10−1〜10−6:観測装置、20−1、20−2:中継装置、30:監視装置、100:河川

Claims (5)

  1. 河川に沿って配置され水位レベルを測定する複数の観測装置と、前記観測装置間の河川を挟む無線通信を介して送信される前記水位レベルを監視する監視装置とを有する河川監視システムであって、
    前記観測装置は、
    周期時間毎に、前記水位レベル及び前記無線通信に係る受信レベルを測定する測定手段と、
    前記測定した水位レベルを前記監視装置に送信する送信手段と、
    前記受信レベルが低下した場合であって、前記水位レベルが警戒水位レベルに達したとき、あるいは、前記周期時間毎の水位レベルに基づく水位変化速度が警戒速度に達したときに、前記周期時間毎の水位レベル及び受信レベルに基づいて次回に測定される予測受信レベルを算出し、次回の前記無線通信に係る送信レベルを、前記予測受信レベルを通信可能な受信レベルに上昇させる予測送信レベルに設定する送信レベル自動制御を開始する制御手段と、を有する河川監視システム。
  2. 請求項1において、
    前記警戒水位レベル、または、前記警戒速度は、前記複数の観測装置それぞれについて設定され、
    前記水位レベルの上昇に対応する前記受信レベルの低下度合いが第1の観測装置より大きい第2の観測装置の前記警戒水位レベルまたは前記警戒速度は、前記第1の観測装置の前記警戒水位レベルまたは前記警戒速度よりも低い値に設定される河川監視システム。
  3. 請求項1または2において、
    前記制御手段は、前記送信レベル自動制御において、
    前記予測送信レベルが限界送信レベルを超える場合、前記送信レベルをあげる代わりに、水位レベル欠測警告を前記監視装置に通知させる河川監視システム。

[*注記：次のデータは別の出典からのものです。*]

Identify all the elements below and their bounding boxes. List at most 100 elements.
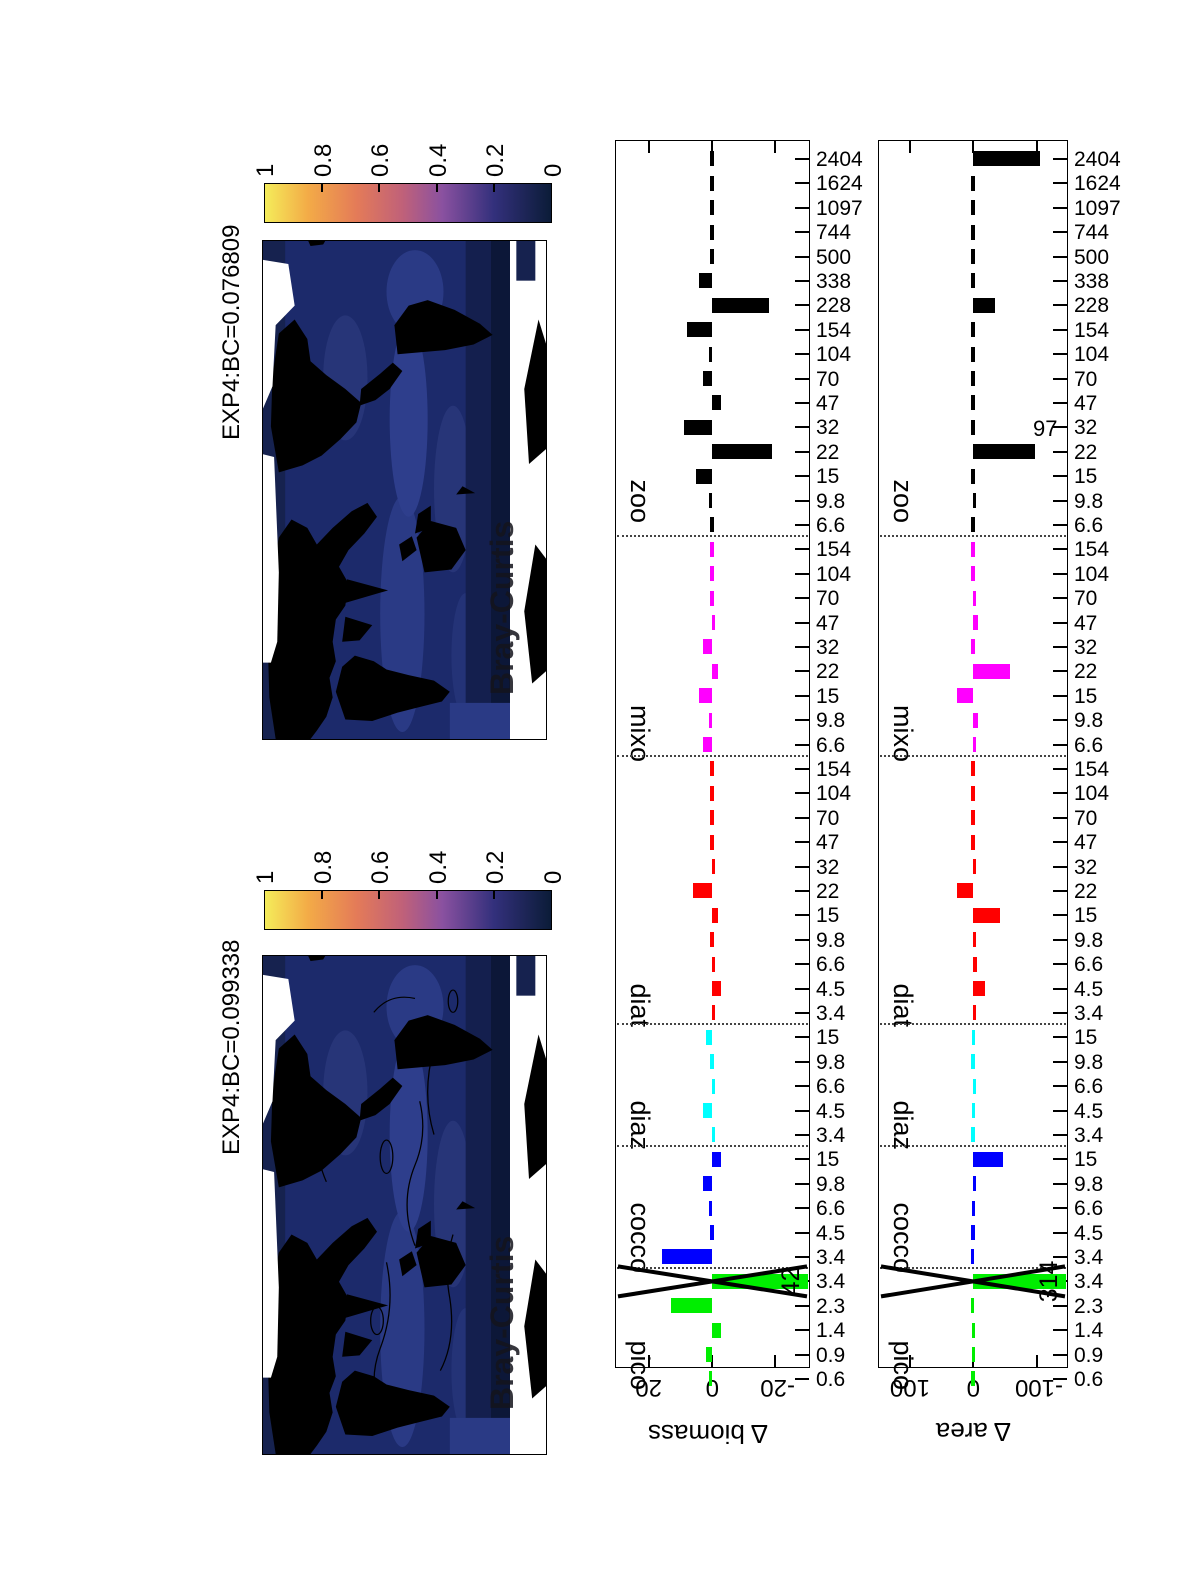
- size-tick-label: 3.4: [1074, 1270, 1104, 1294]
- size-tick-label: 6.6: [1074, 733, 1104, 757]
- size-tick-label: 104: [816, 782, 852, 806]
- size-tick-label: 9.8: [1074, 1050, 1104, 1074]
- size-tick-label: 9.8: [1074, 1172, 1104, 1196]
- bar-pico: [708, 1371, 712, 1387]
- size-tick-label: 4.5: [816, 977, 846, 1001]
- size-tick-label: 3.4: [1074, 1246, 1104, 1269]
- colorbar-tick: [493, 184, 496, 192]
- colorbar-tick-label: 1: [252, 163, 279, 177]
- size-tick-label: 154: [1074, 318, 1110, 342]
- bray-curtis-label-1: Bray-Curtis: [484, 1235, 520, 1410]
- size-tick-label: 22: [816, 440, 840, 464]
- size-tick-label: 32: [816, 636, 840, 659]
- size-tick-label: 228: [1074, 294, 1110, 318]
- size-tick-label: 154: [816, 318, 852, 342]
- size-tick-label: 3.4: [816, 1002, 846, 1025]
- size-tick-label: 22: [1074, 880, 1098, 903]
- size-tick-label: 15: [1074, 684, 1098, 708]
- size-tick-label: 2404: [816, 148, 863, 171]
- size-tick-label: 104: [1074, 562, 1110, 586]
- colorbar-tick-label: 0.6: [367, 143, 395, 177]
- size-tick-label: 32: [816, 855, 840, 879]
- size-tick-label: 70: [1074, 587, 1098, 611]
- size-tick-label: 3.4: [1074, 1124, 1104, 1147]
- colorbar-tick-label: 0.6: [367, 850, 395, 884]
- size-tick-label: 6.6: [816, 1197, 846, 1221]
- colorbar-tick-label: 0.8: [309, 143, 337, 177]
- size-tick-label: 2.3: [1074, 1294, 1104, 1318]
- world-map-1: [262, 955, 547, 1455]
- world-map-2: [262, 240, 547, 740]
- size-tick-label: 9.8: [1074, 709, 1104, 733]
- colorbar-tick: [378, 891, 381, 899]
- size-tick-label: 3.4: [1074, 1002, 1104, 1025]
- size-tick-label: 0.6: [1074, 1368, 1104, 1391]
- size-tick-label: 15: [1074, 1148, 1098, 1172]
- colorbar-tick-label: 0.2: [482, 850, 510, 884]
- colorbar-tick-label: 0.8: [309, 850, 337, 884]
- colorbar-tick: [320, 184, 323, 192]
- size-tick-label: 2404: [1074, 148, 1121, 171]
- size-tick-label: 15: [1074, 465, 1098, 489]
- colorbar-tick: [493, 891, 496, 899]
- y-axis-label: Δ biomass: [648, 1419, 769, 1449]
- size-tick-label: 15: [816, 904, 840, 928]
- size-class-tick: [795, 1378, 809, 1380]
- size-tick-label: 0.9: [1074, 1343, 1104, 1367]
- map-title-1: EXP4:BC=0.099338: [218, 939, 245, 1156]
- size-tick-label: 15: [816, 684, 840, 708]
- size-tick-label: 70: [816, 367, 840, 391]
- colorbar-2: [264, 183, 552, 223]
- y-axis-label: Δ area: [935, 1417, 1011, 1447]
- size-tick-label: 1.4: [816, 1319, 846, 1343]
- size-tick-label: 32: [816, 416, 840, 440]
- clip-value-label: 42: [777, 1267, 805, 1296]
- colorbar-tick-label: 0.2: [482, 143, 510, 177]
- size-class-tick: [1053, 1378, 1067, 1380]
- size-tick-label: 32: [1074, 636, 1098, 659]
- size-tick-label: 47: [816, 611, 840, 635]
- size-tick-label: 22: [1074, 660, 1098, 684]
- size-tick-label: 154: [1074, 538, 1110, 562]
- size-tick-label: 0.6: [816, 1368, 846, 1391]
- size-tick-label: 15: [816, 1148, 840, 1172]
- size-tick-label: 4.5: [1074, 1221, 1104, 1245]
- size-tick-label: 6.6: [1074, 1197, 1104, 1221]
- size-tick-label: 1624: [816, 172, 863, 196]
- world-map-svg: [263, 955, 547, 1454]
- colorbar-tick-label: 0.4: [424, 850, 452, 884]
- size-tick-label: 338: [816, 270, 852, 293]
- size-tick-label: 6.6: [816, 1075, 846, 1099]
- size-tick-label: 3.4: [816, 1246, 846, 1269]
- size-tick-label: 500: [1074, 245, 1110, 269]
- size-tick-label: 500: [816, 245, 852, 269]
- size-tick-label: 9.8: [816, 489, 846, 513]
- map-title-2: EXP4:BC=0.076809: [218, 224, 245, 441]
- size-tick-label: 32: [1074, 855, 1098, 879]
- size-tick-label: 1097: [1074, 196, 1121, 220]
- size-tick-label: 47: [1074, 611, 1098, 635]
- colorbar-tick: [435, 891, 438, 899]
- world-map-svg: [263, 240, 547, 739]
- size-tick-label: 154: [816, 758, 852, 781]
- size-tick-label: 3.4: [816, 1124, 846, 1147]
- size-tick-label: 15: [816, 1026, 840, 1050]
- clip-x-marker: [878, 140, 1068, 1368]
- size-tick-label: 104: [816, 343, 852, 367]
- size-tick-label: 9.8: [816, 928, 846, 952]
- colorbar-tick-label: 0: [540, 163, 567, 177]
- size-tick-label: 32: [1074, 416, 1098, 440]
- size-tick-label: 1097: [816, 196, 863, 220]
- size-tick-label: 6.6: [1074, 514, 1104, 537]
- size-tick-label: 9.8: [1074, 489, 1104, 513]
- colorbar-tick-label: 0: [540, 870, 567, 884]
- size-tick-label: 70: [816, 587, 840, 611]
- size-tick-label: 228: [816, 294, 852, 318]
- colorbar-tick: [435, 184, 438, 192]
- colorbar-tick-label: 1: [252, 870, 279, 884]
- size-tick-label: 6.6: [816, 514, 846, 537]
- colorbar-tick: [320, 891, 323, 899]
- size-tick-label: 4.5: [816, 1099, 846, 1123]
- zero-dash: [971, 1371, 975, 1387]
- size-tick-label: 22: [816, 880, 840, 903]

  4. 河川近辺に配置され水位レベルを測定する複数の観測装置から、前記観測装置間の河川を挟む無線通信を介して送信される前記水位レベルを監視する河川監視処理をコンピュータに実行させるコンピュータ読み取り可能な河川監視プログラムであって、
    前記河川監視処理は、
    前記観測装置から、当該観測装置において周期時間毎に測定される前記水位レベル及び前記無線通信に係る受信レベルとを受信する受信工程と、
    前記受信レベルが低下した場合であって、前記水位レベルが警戒水位レベルに達したとき、あるいは、前記周期時間毎の水位レベルに基づく水位変化速度が警戒速度に達したときに、前記周期時間毎の水位レベル及び受信レベルに基づいて次回に測定される予測受信レベルを算出し、前記観測装置の無線通信に係る送信レベルを、前記予測受信レベルを通信可能な受信レベルに上昇させる予測送信レベルに設定させる送信レベル自動制御を開始する制御工程と、を有する河川監視プログラム。
  5. 河川近辺に配置され水位レベルを測定する複数の観測装置から、前記観測装置間の河川を挟む無線通信を介して送信される前記水位レベルを監視する河川監視方法であって、
    前記観測装置から、当該観測装置において周期時間毎に測定される前記水位レベル及び前記無線通信に係る受信レベルとを受信する受信工程と、
    前記受信レベルが低下した場合であって、前記水位レベルが警戒水位レベルに達したとき、あるいは、前記周期時間毎の水位レベルに基づく水位変化速度が警戒速度に達したときに、前記周期時間毎の水位レベル及び受信レベルに基づいて次回に測定される予測受信レベルを算出し、前記観測装置の無線通信に係る送信レベルを、前記予測受信レベルを通信可能な受信レベルに上昇させる予測送信レベルに設定させる送信レベル自動制御を開始
    する制御工程と、を有する河川監視方法。